LONDON – Transport Minister Rosie Winterton, the Equality and Human Rights Commission and the Civil Aviation Authority were at London City Airport today to outline measures coming into force this month giving up to 15 million disabled people and those with limited mobility new rights when traveling through airports in Europe.
Beginning July 26, 2008, a new European regulation on air travel will mean
airports will have to provide services that enable disabled passengers to
board, disembark and transit between flights. The rights will also apply to
people with reduced mobility, such as someone with a broken leg, and will
give a right to assistance once on the plane.
This is the second stage of measures designed to protect disabled passengers
when traveling by air and creating a consistent standard across Europe. Last
year it became illegal for airlines, travel agents or tour operators to
refuse a booking on the grounds of disability or to refuse to board a disabled
person who has a valid ticket and reservation, except for safety reasons.

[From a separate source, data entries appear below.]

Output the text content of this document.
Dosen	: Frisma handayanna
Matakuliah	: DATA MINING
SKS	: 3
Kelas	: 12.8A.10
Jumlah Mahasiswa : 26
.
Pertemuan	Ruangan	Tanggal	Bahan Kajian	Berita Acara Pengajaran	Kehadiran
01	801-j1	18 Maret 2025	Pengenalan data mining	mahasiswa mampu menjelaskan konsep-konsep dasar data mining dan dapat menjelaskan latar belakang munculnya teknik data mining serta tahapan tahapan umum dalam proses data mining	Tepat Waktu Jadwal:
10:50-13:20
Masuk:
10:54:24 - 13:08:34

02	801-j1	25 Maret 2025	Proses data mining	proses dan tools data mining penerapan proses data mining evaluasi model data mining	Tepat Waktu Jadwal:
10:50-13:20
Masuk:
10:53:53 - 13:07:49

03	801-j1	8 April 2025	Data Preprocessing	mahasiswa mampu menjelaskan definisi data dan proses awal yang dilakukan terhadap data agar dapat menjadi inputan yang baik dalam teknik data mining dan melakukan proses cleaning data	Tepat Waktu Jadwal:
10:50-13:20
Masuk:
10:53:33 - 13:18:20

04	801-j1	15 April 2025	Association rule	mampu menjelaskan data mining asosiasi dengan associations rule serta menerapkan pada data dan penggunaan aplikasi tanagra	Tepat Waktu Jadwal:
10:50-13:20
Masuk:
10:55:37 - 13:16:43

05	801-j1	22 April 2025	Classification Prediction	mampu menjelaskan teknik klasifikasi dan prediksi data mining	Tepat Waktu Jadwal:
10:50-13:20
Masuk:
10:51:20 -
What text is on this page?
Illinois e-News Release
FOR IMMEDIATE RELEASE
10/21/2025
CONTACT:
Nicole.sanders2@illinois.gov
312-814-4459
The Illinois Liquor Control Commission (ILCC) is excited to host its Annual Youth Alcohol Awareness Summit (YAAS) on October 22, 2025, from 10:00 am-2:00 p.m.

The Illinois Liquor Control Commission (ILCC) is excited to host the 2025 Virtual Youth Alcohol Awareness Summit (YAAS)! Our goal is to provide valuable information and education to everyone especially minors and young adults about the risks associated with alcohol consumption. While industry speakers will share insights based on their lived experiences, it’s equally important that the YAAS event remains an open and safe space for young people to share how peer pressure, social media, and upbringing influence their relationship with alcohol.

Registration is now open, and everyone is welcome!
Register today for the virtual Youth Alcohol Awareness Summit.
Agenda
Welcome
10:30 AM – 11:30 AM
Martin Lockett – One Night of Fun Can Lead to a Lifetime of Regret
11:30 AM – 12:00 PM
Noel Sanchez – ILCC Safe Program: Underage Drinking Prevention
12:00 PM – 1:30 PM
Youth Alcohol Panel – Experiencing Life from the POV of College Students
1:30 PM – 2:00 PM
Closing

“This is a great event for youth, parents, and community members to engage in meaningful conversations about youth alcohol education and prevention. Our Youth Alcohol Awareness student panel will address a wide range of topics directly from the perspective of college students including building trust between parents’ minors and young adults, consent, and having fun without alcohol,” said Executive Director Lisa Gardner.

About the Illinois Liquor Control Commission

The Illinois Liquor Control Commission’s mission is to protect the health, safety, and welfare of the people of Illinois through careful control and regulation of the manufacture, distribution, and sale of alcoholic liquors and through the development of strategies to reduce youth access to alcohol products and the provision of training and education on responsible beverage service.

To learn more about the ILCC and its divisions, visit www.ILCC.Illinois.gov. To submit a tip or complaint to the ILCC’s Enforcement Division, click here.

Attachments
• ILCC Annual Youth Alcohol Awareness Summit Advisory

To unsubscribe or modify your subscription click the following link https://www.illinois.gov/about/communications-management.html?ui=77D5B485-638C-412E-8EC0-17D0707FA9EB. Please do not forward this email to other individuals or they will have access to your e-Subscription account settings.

The Equality and Human Rights Commission (EHRC) has a responsibility to promote
the new regulation to the public and any person who feels that there has been
a breach of the law has the right to complain to them. The Commission will
handle and monitor complaints and offer conciliation where appropriate. It can
support people to take civil action and could refer the matter to the Civil
Aviation Authority who will have the power to prosecute. If guilty, an airport
operator, airline, travel agent or tour operator could face an unlimited fine.
Rosie Winterton said, “This is a major step in ensuring that disabled people and those with reduced mobility have the same access to the standards and services that every one expects when they fly. We expect all airlines and airports to maintain these high standards and for strong action to be taken against anyone repeatedly breaking the regulations across Europe.”
Baroness Jane Campbell, chair of the EHRC Disability Committee, said, “Airports have told us this will be the biggest ever single shake-up
in customer service, and we believe this new regulation will bring real
improvements for disabled people and those with reduced mobility. It should also be very good for business. Disabled people alone have a spending power of some £80 billion, and people who previously dare not risk flying for fear of problems, can now confidently give it a try.”
“The Commission has considerable powers to ensure that the air travel industry
meets its obligations, and we shall be monitoring complaints carefully and
ensuring these are used to improve services,” Campbell concluded.
Richard Jackson, group director of Consumer Protection at the Civil Aviation
Authority, said, “The new regulations will bring significant benefits to disabled travelers and those with reduced mobility. We have worked closely with UK airlines, airports and tour operators to ensure that they are fully familiar with the new rules.”